Mais comment peut-on en juger ? Comment savoir, lorsque quelqu'un
produit
moins, si c'est parce qu'il n'est pas capable de produire plus, ou si
c'est
parce qu'il est paresseux, parce qu'il a choisi d'être paresseux
ou si sa nature le force à être paresseux, ou encore s'il
pratique un métier qui ne l'utilise pas à pleine
capacité,
tandis qu'il y aurait un autre métier possible qui le rendrait
plus
productif ? Dans ce cas, si quelqu'un d'autre par son observation et sa
connaissance en prend conscience et lui fait changer de métier,
cette décision est finalement ce qui est productif, et il est
normal
qu'une part de mérite lui revienne.
Mais si cet individu refuse de changer de métier par convenance
personnelle, que peut-on y redire ? Je ne vois donc d'un point de vue
objectif
rien de mieux que l'incitation financière pour cela, donc payer
pour chaque métier suivant son rendement, quitte à y
mettre
des corrections suivant des estimations subjectives.

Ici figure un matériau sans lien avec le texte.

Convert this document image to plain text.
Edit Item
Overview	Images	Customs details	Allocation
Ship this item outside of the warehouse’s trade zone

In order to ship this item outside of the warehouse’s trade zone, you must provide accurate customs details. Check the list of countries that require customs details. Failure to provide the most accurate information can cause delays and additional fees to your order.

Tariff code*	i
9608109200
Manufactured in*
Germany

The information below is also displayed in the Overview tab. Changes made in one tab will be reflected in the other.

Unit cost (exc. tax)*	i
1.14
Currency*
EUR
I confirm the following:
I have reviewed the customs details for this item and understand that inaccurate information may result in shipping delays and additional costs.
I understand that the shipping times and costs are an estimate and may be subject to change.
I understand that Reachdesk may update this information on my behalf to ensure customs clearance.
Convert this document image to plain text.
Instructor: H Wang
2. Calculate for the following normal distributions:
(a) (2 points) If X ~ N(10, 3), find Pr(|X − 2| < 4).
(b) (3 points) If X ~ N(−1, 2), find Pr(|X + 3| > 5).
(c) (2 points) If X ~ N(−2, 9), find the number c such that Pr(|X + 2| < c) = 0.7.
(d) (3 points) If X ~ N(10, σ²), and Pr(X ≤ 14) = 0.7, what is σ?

En général, tout écart de revenu par rapport
à
ce que donnerait la loi du marché, ou bien récompense un
travail d'intérêt collectif, ou bien est un don ,
c'est-à-dire
que sans vouloir le restreindre cela doit pour des raisons pratiques
être rangé dans la catégorie de la charité
en
compensation d'une injustice de la Providence (qui rend les gens plus
ou
moins productifs suivant le hasard), et non une "justice socale"
objective,
un "droit" acquis, afin de ne pas en abuser. Car un droit est
normalement l'expression d'une liberté qui ne nuit pas à
autrui et peut être
utilisé sans limite suivant les convenances personnelles, tandis
que don signifie obligation morale de faire attention et de chercher
à
sortir de ce soutien dans la mesure du possible, parce qu'il
pèse sur les autres et qu'il est donc moralement
préférable de l'éviter. A ceux qui ne font pas
leur possible l'allocation doit être retirée. Et cette
condition
(sauf dans certaines situations claires comme l'invalidité) ne
pourra
jamais être définie par un règlement, mais doit
être
analysées suivant le registre de la charité subjective.
Ceci pour appréhender des situation du style où par
exemple
des gens se feraient payer des soins superflus aux frais de la
sécu,
ou des allocations chômage parce qu'un travail qu'ils auraient pu
faire ne leur convient pas...
A cela s'ajoute la remarque que si vous refusez aux gens doués
le bénéfice financier de leurs dons, il peuvent toujours
choisir de quitter le pays avec leur cerveau pour aller en un lieu du
monde
où ils pourront exploiter ce bénéfice, à
moins
que vous ne les enfermiez dans le pays par un rideau de fer.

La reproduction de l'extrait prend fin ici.